Friday, July 30, 2010

Tristar Strawberry Ice Cream


This is the time of year I start seeing people hauling flats through the Greenmarket with the name Mountain Sweet Berry Farm on the side.  This can only mean one thing:  Tristar strawberries have arrived.  I make a beeline for the stand and get in a long line to buy my pints of berries.  Some things in life are worth the wait and I’m telling you, this is one of them.

The Tristar is a great example of science improving upon nature.  The USDA found a wild strawberry plant near Salt Lake City, Utah and successfully crossed it with several commercial varieties to propagate this natural hybrid for public use.  Very popular in cooler climates like the Northeast, Tristars are day-neutral, meaning the plants bear fruit throughout the growing season.  Other types of strawberries are early-bearing/June-bearing, which fruit once a season and produce the largest berries, and ever-bearing, which bear small to medium size fruit, twice a season.


Specific climate and conditions are required for the plant to thrive but the rewards for such tender loving care are great; the small to medium-sized Tristars possess the heady fragrance and intense, sweet flavor of wild strawberries. Watch this video of none other than Rick Bishop himself for a more in-depth discussion on why Tristars are so fabulous.


Before I even got to the head of the Mountain Sweet Berry line I knew what I was going to do with my berries:  ice cream.  Somewhere in my recent past I had a really delicious strawberry ice cream and it’s been in my mind as soon as Tristars come into season, I was going to make my own.

Now all I needed was a recipe and I knew just who to turn to.  Frank Stitt is one of my favorite chefs even though I’ve never eaten in any of his Birmingham restaurants.  Pick up either (or both) of his cookbooks and I think you’ll understand why I’m a fan.  He combines a sophisticated culinary background (Chez Panisse, assistant to Richard Olney in Provence) with a simple yet spectacular use of the local bounty of his home state, Alabama.  If anyone is heading to Birmingham, please let me know; I’d like to tag along.
 
Strawberry Ice Cream
Adapted from Frank Stitt’s Southern Table by Frank Stitt


Over the years I’ve had trouble with the consistency of my homemade ice cream.  The flavor is fine but the texture is, for lack of a better word, greasy.  I googled my problem and found out I’m not the only one with this kind of result.  The consensus seems to be I’ve been over churning.  Rather than churn for the full 25 minutes suggested in my ice cream machine manual, I stopped at 18 minutes and eureka!, problem solved.
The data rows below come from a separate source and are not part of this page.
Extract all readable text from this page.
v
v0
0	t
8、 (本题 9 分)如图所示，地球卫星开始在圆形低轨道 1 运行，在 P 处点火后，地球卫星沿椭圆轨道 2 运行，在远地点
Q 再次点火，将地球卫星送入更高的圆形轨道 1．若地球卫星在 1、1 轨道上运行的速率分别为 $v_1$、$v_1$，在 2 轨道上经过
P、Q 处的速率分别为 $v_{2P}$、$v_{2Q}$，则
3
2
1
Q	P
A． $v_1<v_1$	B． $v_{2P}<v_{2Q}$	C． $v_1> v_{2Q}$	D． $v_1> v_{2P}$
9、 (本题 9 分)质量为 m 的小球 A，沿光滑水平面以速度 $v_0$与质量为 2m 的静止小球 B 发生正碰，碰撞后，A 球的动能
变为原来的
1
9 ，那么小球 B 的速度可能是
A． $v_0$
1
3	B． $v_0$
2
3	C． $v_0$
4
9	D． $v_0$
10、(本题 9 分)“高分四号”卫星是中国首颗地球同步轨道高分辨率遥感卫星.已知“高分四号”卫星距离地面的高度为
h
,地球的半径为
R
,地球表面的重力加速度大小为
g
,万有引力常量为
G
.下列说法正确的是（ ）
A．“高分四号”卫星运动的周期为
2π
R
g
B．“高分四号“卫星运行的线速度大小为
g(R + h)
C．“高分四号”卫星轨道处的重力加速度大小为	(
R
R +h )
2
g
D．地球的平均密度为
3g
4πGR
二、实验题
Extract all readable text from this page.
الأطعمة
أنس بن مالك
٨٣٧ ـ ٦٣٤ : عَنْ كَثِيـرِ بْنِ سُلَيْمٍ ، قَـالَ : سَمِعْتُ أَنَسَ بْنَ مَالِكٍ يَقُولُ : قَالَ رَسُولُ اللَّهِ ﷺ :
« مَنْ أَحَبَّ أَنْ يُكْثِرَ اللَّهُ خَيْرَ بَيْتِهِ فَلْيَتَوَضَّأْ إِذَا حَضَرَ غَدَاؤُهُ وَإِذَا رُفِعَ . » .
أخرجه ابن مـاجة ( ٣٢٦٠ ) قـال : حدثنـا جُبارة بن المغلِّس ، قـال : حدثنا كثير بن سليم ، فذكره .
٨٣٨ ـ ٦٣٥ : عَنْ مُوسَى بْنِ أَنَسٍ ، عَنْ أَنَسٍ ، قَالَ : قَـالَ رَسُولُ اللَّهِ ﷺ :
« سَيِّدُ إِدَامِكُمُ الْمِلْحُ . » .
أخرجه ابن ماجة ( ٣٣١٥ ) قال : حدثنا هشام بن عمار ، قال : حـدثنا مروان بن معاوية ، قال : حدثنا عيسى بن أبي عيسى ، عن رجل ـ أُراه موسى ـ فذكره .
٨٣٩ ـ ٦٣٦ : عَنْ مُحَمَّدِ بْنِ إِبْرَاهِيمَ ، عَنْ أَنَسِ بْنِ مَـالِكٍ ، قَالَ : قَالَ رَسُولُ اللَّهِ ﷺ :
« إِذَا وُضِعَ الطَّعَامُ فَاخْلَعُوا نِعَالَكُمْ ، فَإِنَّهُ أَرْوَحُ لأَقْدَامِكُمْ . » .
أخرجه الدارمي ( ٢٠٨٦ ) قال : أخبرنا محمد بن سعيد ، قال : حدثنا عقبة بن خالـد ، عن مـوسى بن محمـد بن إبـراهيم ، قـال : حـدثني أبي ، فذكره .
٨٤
Use the best milk and cream you can find/afford; for me that means Milk Thistle Farm.

 
Lastly, adding fruit to ice cream can be tricky; the water content in fruit can freeze and cause water crystals to form.  In an attempt to avoid that, I mashed the strawberries a bit with the back of a spoon and, at the suggestion of Chef Stitt, macerated the strawberries in sugar to help break down the fruit.  The result?  No ice crystals.
 
1 ½ cups chopped, ripe strawberries
½ cup plus 1 tablespoon sugar
2 cups half-and-half
½ vanilla bean, split
6 large egg yolks
1 cup cold heavy cream


Place the strawberries in a bowl and toss with the 1 tablespoon sugar.  Mash slightly.  Set aside to macerate for 30 minutes.

In a large nonreactive saucepan, combine the half-and-half, the ½ cup sugar, and the vanilla bean and bring to a boil.  Immediately remove from the heat, cover, and let steep for 10 minutes.


Meanwhile, whisk the egg yolks in a medium bowl until thick, about 3 minutes.

Temper the egg yolks by gradually adding about ½ cup of the warm half-and-half, whisking constantly.  Transfer the yolk mixture back to the saucepan and cook over medium heat, stirring constantly, until the custard begins to thicken.  It should register 176 degrees Fahrenheit on an instant-read thermometer or coat the back of a spoon.  


Immediately strain the custard into the bowl of strawberries and add the cold cream.  Cover and refrigerate until thoroughly chilled.

Freeze the ice cream in an ice cream machine according to the manufacturer’s instructions.  Transfer to a freezer container and freeze for an hour or two to firm before serving.